音楽創造とは実に不可思議なものだ。
指揮者や演奏者によって音の変化があり、場の影響によっても必然的に音は変わる。しかも、聴き手に感動を与えるか否か、名演奏になるかどうかは、奏者の技術次第なのかと言えばそれだけでなく、解釈や思考までもが影響を与えるのだから面白い。
オーケストラ。それは実に不思議な楽器だ。かすかで繊細なピアニッシモから、宇宙が鳴動するような壮大なフォルテッシモまでを奏で、少女が口ずさむような優しく可憐な歌から、巨人がうなるような朗々たる豪放な歌までを歌い、夢見るような優美さや、暗く陰惨な恐怖感や、星降るようなきらめきを音で描くことができる。
~別冊太陽「オーケストラ」(平凡社)P50
作曲家、吉松隆はオーケストラについてそう語る。
バンベルク交響楽団の音は滋味深く、美しい。
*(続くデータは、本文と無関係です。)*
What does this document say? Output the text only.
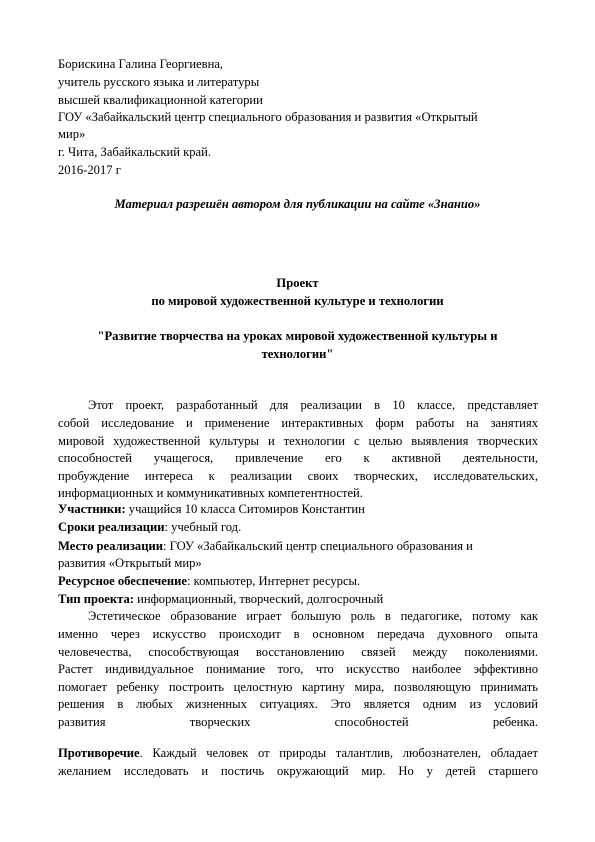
Борискина Галина Георгиевна,
учитель русского языка и литературы
высшей квалификационной категории
ГОУ «Забайкальский центр специального образования и развития «Открытый
мир»
г. Чита, Забайкальский край.
2016-2017 г
Материал разрешён автором для публикации на сайте «Знанио»
Проект
по мировой художественной культуре и технологии
"Развитие творчества на уроках мировой художественной культуры и
технологии"
Этот проект, разработанный для реализации в 10 классе, представляет
собой исследование и применение интерактивных форм работы на занятиях
мировой художественной культуры и технологии с целью выявления творческих
способностей учащегося, привлечение его к активной деятельности,
пробуждение интереса к реализации своих творческих, исследовательских,
информационных и коммуникативных компетентностей.
Участники: учащийся 10 класса Ситомиров Константин
Сроки реализации: учебный год.
Место реализации: ГОУ «Забайкальский центр специального образования и
развития «Открытый мир»
Ресурсное обеспечение: компьютер, Интернет ресурсы.
Тип проекта: информационный, творческий, долгосрочный
Эстетическое образование играет большую роль в педагогике, потому как
именно через искусство происходит в основном передача духовного опыта
человечества, способствующая восстановлению связей между поколениями.
Растет индивидуальное понимание того, что искусство наиболее эффективно
помогает ребенку построить целостную картину мира, позволяющую принимать
решения в любых жизненных ситуациях. Это является одним из условий
развития творческих способностей ребенка.
Противоречие. Каждый человек от природы талантлив, любознателен, обладает
желанием исследовать и постичь окружающий мир. Но у детей старшего
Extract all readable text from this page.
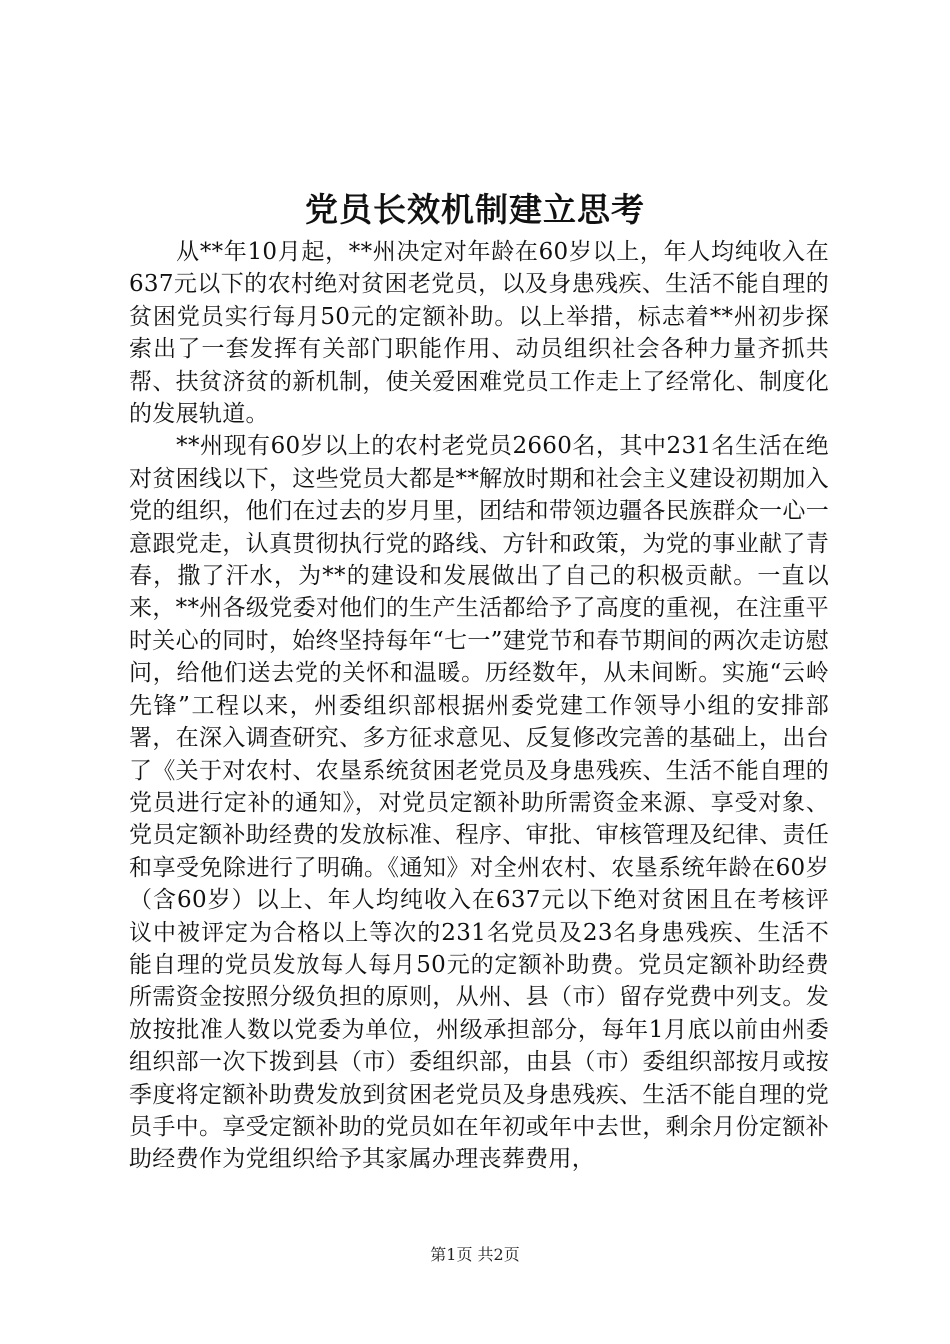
党员长效机制建立思考

从**年10月起，**州决定对年龄在60岁以上，年人均纯收入在637元以下的农村绝对贫困老党员，以及身患残疾、生活不能自理的贫困党员实行每月50元的定额补助。以上举措，标志着**州初步探索出了一套发挥有关部门职能作用、动员组织社会各种力量齐抓共帮、扶贫济贫的新机制，使关爱困难党员工作走上了经常化、制度化的发展轨道。

**州现有60岁以上的农村老党员2660名，其中231名生活在绝对贫困线以下，这些党员大都是**解放时期和社会主义建设初期加入党的组织，他们在过去的岁月里，团结和带领边疆各民族群众一心一意跟党走，认真贯彻执行党的路线、方针和政策，为党的事业献了青春，撒了汗水，为**的建设和发展做出了自己的积极贡献。一直以来，**州各级党委对他们的生产生活都给予了高度的重视，在注重平时关心的同时，始终坚持每年“七一”建党节和春节期间的两次走访慰问，给他们送去党的关怀和温暖。历经数年，从未间断。实施“云岭先锋”工程以来，州委组织部根据州委党建工作领导小组的安排部署，在深入调查研究、多方征求意见、反复修改完善的基础上，出台了《关于对农村、农垦系统贫困老党员及身患残疾、生活不能自理的党员进行定补的通知》，对党员定额补助所需资金来源、享受对象、党员定额补助经费的发放标准、程序、审批、审核管理及纪律、责任和享受免除进行了明确。《通知》对全州农村、农垦系统年龄在60岁（含60岁）以上、年人均纯收入在637元以下绝对贫困且在考核评议中被评定为合格以上等次的231名党员及23名身患残疾、生活不能自理的党员发放每人每月50元的定额补助费。党员定额补助经费所需资金按照分级负担的原则，从州、县（市）留存党费中列支。发放按批准人数以党委为单位，州级承担部分，每年1月底以前由州委组织部一次下拨到县（市）委组织部，由县（市）委组织部按月或按季度将定额补助费发放到贫困老党员及身患残疾、生活不能自理的党员手中。享受定额补助的党员如在年初或年中去世，剩余月份定额补助经费作为党组织给予其家属办理丧葬费用，

第1页 共2页
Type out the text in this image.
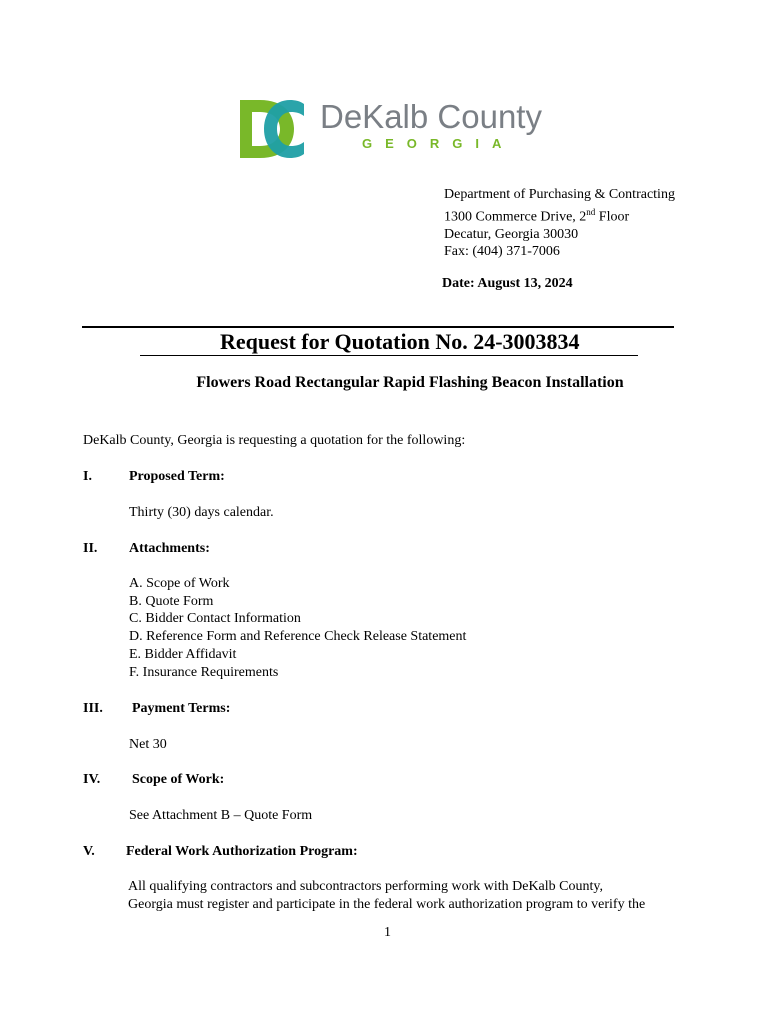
DeKalb County
GEORGIA
Department of Purchasing & Contracting
1300 Commerce Drive, 2nd Floor
Decatur, Georgia 30030
Fax: (404) 371-7006
Date: August 13, 2024
Request for Quotation No. 24-3003834
Flowers Road Rectangular Rapid Flashing Beacon Installation
DeKalb County, Georgia is requesting a quotation for the following:
I.	Proposed Term:
Thirty (30) days calendar.
II. Attachments:
A. Scope of Work
B. Quote Form
C. Bidder Contact Information
D. Reference Form and Reference Check Release Statement
E. Bidder Affidavit
F. Insurance Requirements
III. Payment Terms:
Net 30
IV. Scope of Work:
See Attachment B – Quote Form
V. Federal Work Authorization Program:
All qualifying contractors and subcontractors performing work with DeKalb County,
Georgia must register and participate in the federal work authorization program to verify the
1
時代の変遷とともに当然音は変わるのかと思いきや、どの時代の、どの指揮者の録音も、相変わらずバンベルクの音だ。
創立70周年記念ボックスから。
錚々たる名指揮者たちのいぶし銀の如くの名演奏が並ぶ。
若きヴォルフガング・サヴァリッシュ指揮するニコライが素晴らしい。何だかオーケストラも気合い十分で、音楽を真摯に、そして楽しく奏する姿が思い浮かぶ。
そして、晩年のクレメンス・クラウスによる「オベロン」序曲の生気溢れる音。さらには、晩年のオイゲン・ヨッフムの、思念のこもった「エグモント」序曲の重厚美。
ちなみに、定評あるヨーゼフ・カイルベルトによる堂々たる「コリオラン」序曲の、深淵からのぞき込むような深みのある音(不自然なエコーが気になるものの)に僕の心は動き、シューマンの魔性とでもいうのか、フリッツ・レーマンによる「マンフレッド」序曲に思わずため息が漏れた。